The Age at Which Users Start to Wear Panic Buttons is Decreasing

The Age at Which Users Start to Wear Panic Buttons is Decreasing

When speaking about PERS tech, the first idea that comes to mind for many people is the traditional panic button, a device that entails a long lasting stigma. It is not unusual for many seniors to refuse to wear them —even after having experienced a fall, as it is associated with negative thoughts such as the loss of independence. Perhaps traditional marketing strategies, with ads such as the popular “I’ve fallen and can’t get up”, are to blame for having linked alert monitoring devices with a sense of fear and a feeling of vulnerability in consumers’ minds. The fact that they are known as “panic button” could also be a contributing factor!

There may be some truth to this. However, new technological developments in the field towards less intrusive devices are beginning to change this perception. Added to this is the realization that the adoption of a PERS device does not mark a point of no return for seniors; they are instead the best tool at hand to ensure that elderly people can maintain their quality of life and independence for as long as possible. PERS tech can be seen as liberating, instead of condemning. It does not signal the wearer as ‘old’ or ‘frail’, but rather as ‘able’ and ‘independent’, as it helps the person who owns the device live a freer, less stressful life, knowing that they are safe as they go about with their daily routine.

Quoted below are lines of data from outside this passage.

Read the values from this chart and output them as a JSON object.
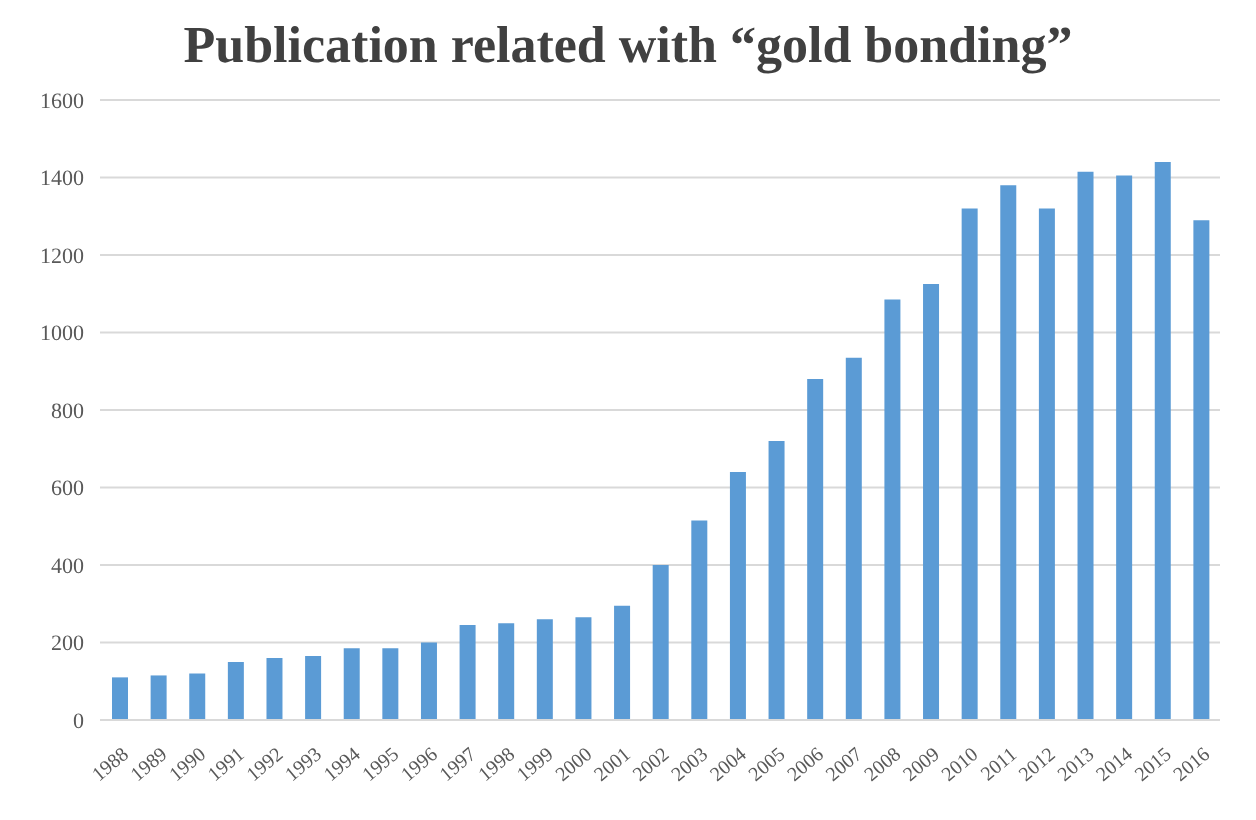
{
  "chart_data": {
    "type": "bar",
    "title": "Publication related with “gold bonding”",
    "categories": [
      "1988",
      "1989",
      "1990",
      "1991",
      "1992",
      "1993",
      "1994",
      "1995",
      "1996",
      "1997",
      "1998",
      "1999",
      "2000",
      "2001",
      "2002",
      "2003",
      "2004",
      "2005",
      "2006",
      "2007",
      "2008",
      "2009",
      "2010",
      "2011",
      "2012",
      "2013",
      "2014",
      "2015",
      "2016"
    ],
    "values": [
      110,
      115,
      120,
      150,
      160,
      165,
      185,
      185,
      200,
      245,
      250,
      260,
      265,
      295,
      400,
      515,
      640,
      720,
      880,
      935,
      1085,
      1125,
      1320,
      1380,
      1320,
      1415,
      1405,
      1440,
      1290
    ],
    "color": "#5b9bd5",
    "ylim": [
      0,
      1600
    ],
    "yticks": [
      0,
      200,
      400,
      600,
      800,
      1000,
      1200,
      1400,
      1600
    ],
    "grid": "y"
  }
}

Perhaps as a result of the latest advancements in the market, such as fall detection, mPERS and voice activated alerting, there is a clear trend among consumers to start acquiring this type of devices at a younger age. Geoff Gross, CEO and Founder of Medical Guardian, who has more than 10 years of experience in the medical alert field, says that one of the biggest changes he has observed in the industry is a decrease in the age at which consumers start to use PERS devices: their average first-time customer has gone down from 80 years old to 77.5 in the course of a decade. Gross believes this change is due to improvements in PERS technologies, as well as to a better understanding on the customer side of how these technologies can really help improve their lives. Consumers are beginning to realize that they do not acquire a panic button because they are old, but because they want to maintain their independence and continue to live an active life, removing unnecessary anxiety, fears and worries. PERS brings peace of mind and a sense of safety. There is nothing wrong in starting using it from early on, when the person is still relatively young and active, as an investment for wellbeing in the future. PERS is not limiting, but freeing, and this is something consumers are just beginning to understand now.

There is no specific age to start using a medical alert device, but experts agree that the sooner the better, since it is an effective way to prevent emergency situations in the future, especially and most importantly, if the person is living alone. Gross is of the opinion that any person above 65 and living alone should own some form of PERS at home, the same way one would have a health or a home insurance, just as a preventative solution which hopefully never needs to be used: “it’s important to get protection before the fall or medical emergencies happen. That way, when they do, you’ll have help right away and continue living the life you want, at home”. Linda Rhodes, author of The Essential Guide to Caring for Aging Parents, is of a similar opinion. She thinks that the best time to go shopping for a PERS device is when a senior citizen begins to live alone —due, for example, to having been recently widowed. Louis Tenenbaum, consultant for aging-in-place systems and communities, says that the best time to acquire a device is before the conditions that lead to a fall arise.

For an older adult, a single fall and the way it is managed can mean all the difference between ending up in a nursing home at a relatively young age or keeping an independent lifestyle for many years to come. Therefore if a PERS system can help prevent that fall or at least minimize its effects by offering a quick response —since in these situations time is a crucial factor—, then it should be more than welcome. As Gross puts it, owning a PERS device does not make people old; it keeps them young. And a change of mentality among consumers seem to be gaining ground, as awareness grows and the stigma that still lingers with panic buttons is slowly overcome.